Expulsion from the Garden of Eden
The painting Dolls belongs to the Circus series populated by sad clowns, harlequins and rag dolls juxtaposed with gloomy and infantilised human faces. This composition is split into two distinct zones. The upper section depicts the interior of a bourgeoisie sitting room occupied by a group of bored, disinterested women. A black cat sits rests on one of their laps and a tea kettle sits on an end table. The room is steeped in an atmosphere of melancholy and decadence that was typical of the fin de siècle.
The mood is somewhat reminiscent of the hazy women-filled interiors painted by French Symbolists associated with the Les Nabis school. It is possible that in this painting, the artist portrays the muses of the Young Poland movement – the ladies of the Pareński family, Eliza and her fetching daughters Zofia, Liza and Maryna, who was the object of Wojtkiewicz’s lone tragic love.

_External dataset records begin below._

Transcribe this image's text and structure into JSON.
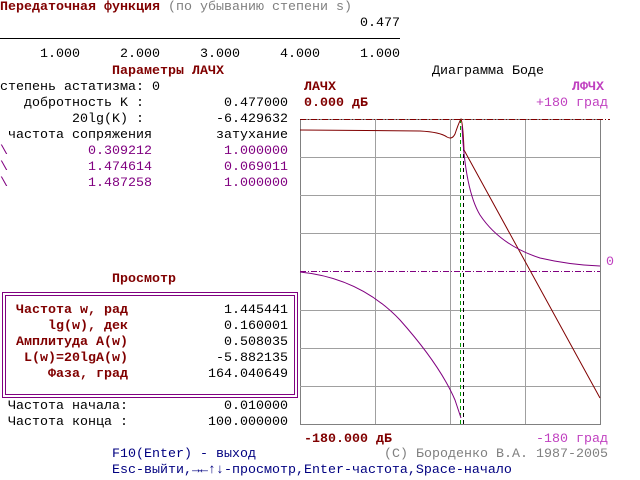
{
  "header": {
    "title": "Передаточная функция",
    "subtitle": "(по убыванию степени s)",
    "numerator": "0.477",
    "denominator": [
      "1.000",
      "2.000",
      "3.000",
      "4.000",
      "1.000"
    ]
  },
  "params": {
    "title": "Параметры ЛАЧХ",
    "astatism": "степень астатизма: 0",
    "gain_label": "добротность K :",
    "gain": "0.477000",
    "gain_db_label": "20lg(K) :",
    "gain_db": "-6.429632",
    "freq_header": "частота сопряжения",
    "damp_header": "затухание",
    "rows": [
      {
        "marker": "\\",
        "freq": "0.309212",
        "damp": "1.000000"
      },
      {
        "marker": "\\",
        "freq": "1.474614",
        "damp": "0.069011"
      },
      {
        "marker": "\\",
        "freq": "1.487258",
        "damp": "1.000000"
      }
    ]
  },
  "view": {
    "title": "Просмотр",
    "rows": [
      {
        "label": "Частота w, рад",
        "value": "1.445441"
      },
      {
        "label": "lg(w), дек",
        "value": "0.160001"
      },
      {
        "label": "Амплитуда A(w)",
        "value": "0.508035"
      },
      {
        "label": "L(w)=20lgA(w)",
        "value": "-5.882135"
      },
      {
        "label": "Фаза, град",
        "value": "164.040649"
      }
    ]
  },
  "range": {
    "start_label": "Частота начала:",
    "start": "0.010000",
    "end_label": "Частота конца :",
    "end": "100.000000"
  },
  "bode": {
    "title": "Диаграмма Боде",
    "amp_label": "ЛАЧХ",
    "phase_label": "ЛФЧХ",
    "amp_top": "0.000 дБ",
    "phase_top": "+180 град",
    "amp_bottom": "-180.000 дБ",
    "phase_bottom": "-180 град",
    "phase_zero": "0"
  },
  "footer": {
    "exit": "F10(Enter) - выход",
    "copyright": "(C) Бороденко В.А. 1987-2005",
    "keys": "Esc-выйти,→←↑↓-просмотр,Enter-частота,Space-начало"
  }
}
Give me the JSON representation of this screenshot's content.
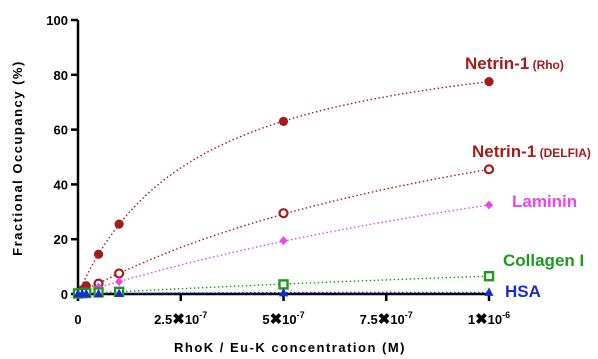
{
  "chart_data": {
    "type": "scatter",
    "title": "",
    "xlabel": "RhoK / Eu-K concentration (M)",
    "ylabel": "Fractional Occupancy (%)",
    "xlim": [
      0,
      1e-06
    ],
    "ylim": [
      0,
      100
    ],
    "y_ticks": [
      "0",
      "20",
      "40",
      "60",
      "80",
      "100"
    ],
    "x_ticks": [
      {
        "value": 0,
        "mantissa": "0",
        "times": "",
        "base": "",
        "exp": ""
      },
      {
        "value": 2.5e-07,
        "mantissa": "2.5",
        "times": "✖",
        "base": "10",
        "exp": "-7"
      },
      {
        "value": 5e-07,
        "mantissa": "5",
        "times": "✖",
        "base": "10",
        "exp": "-7"
      },
      {
        "value": 7.5e-07,
        "mantissa": "7.5",
        "times": "✖",
        "base": "10",
        "exp": "-7"
      },
      {
        "value": 1e-06,
        "mantissa": "1",
        "times": "✖",
        "base": "10",
        "exp": "-6"
      }
    ],
    "grid": false,
    "series": [
      {
        "name": "Netrin-1",
        "name_suffix": "(Rho)",
        "color": "#a51c1c",
        "marker": "filled-circle",
        "x": [
          0,
          1e-08,
          2e-08,
          5e-08,
          1e-07,
          5e-07,
          1e-06
        ],
        "y": [
          0.5,
          1.5,
          3.0,
          14.5,
          25.5,
          63.0,
          77.5
        ]
      },
      {
        "name": "Netrin-1",
        "name_suffix": "(DELFIA)",
        "color": "#a51c1c",
        "marker": "open-circle",
        "x": [
          0,
          1e-08,
          2e-08,
          5e-08,
          1e-07,
          5e-07,
          1e-06
        ],
        "y": [
          0.3,
          0.8,
          1.2,
          3.8,
          7.5,
          29.5,
          45.5
        ]
      },
      {
        "name": "Laminin",
        "name_suffix": "",
        "color": "#ee44ee",
        "marker": "diamond",
        "x": [
          0,
          1e-08,
          2e-08,
          5e-08,
          1e-07,
          5e-07,
          1e-06
        ],
        "y": [
          0.2,
          0.5,
          0.9,
          2.5,
          4.5,
          19.5,
          32.5
        ]
      },
      {
        "name": "Collagen I",
        "name_suffix": "",
        "color": "#1e9a1e",
        "marker": "square",
        "x": [
          0,
          1e-08,
          2e-08,
          5e-08,
          1e-07,
          5e-07,
          1e-06
        ],
        "y": [
          0.2,
          0.3,
          0.4,
          0.6,
          0.8,
          3.5,
          6.5
        ]
      },
      {
        "name": "HSA",
        "name_suffix": "",
        "color": "#1a2ccc",
        "marker": "triangle",
        "x": [
          0,
          1e-08,
          2e-08,
          5e-08,
          1e-07,
          5e-07,
          1e-06
        ],
        "y": [
          0,
          0,
          0.1,
          0.1,
          0.2,
          0.4,
          0.6
        ]
      }
    ]
  }
}
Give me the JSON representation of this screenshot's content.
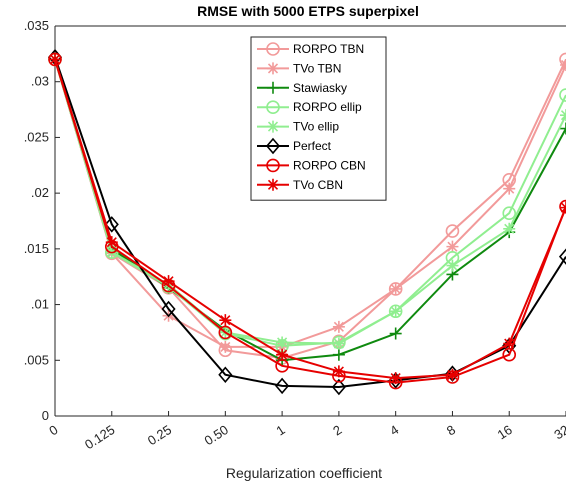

The deeply-rooted friendship linking the artist with this unique Krakow family until his death left a considerable mark on his personality and creative output. In the lower section of the painting, we see the titular dolls. Artificially animate, feigning mirth, unable to register feelings, they are likely a reflection of the five women depicted above.
When the dolls come to life at the hand of Wojtkiewicz they appear to our eyes like his brittle, frail toys, struck with fate’s tragic curse. They play out before us the painful pantomime of human affairs.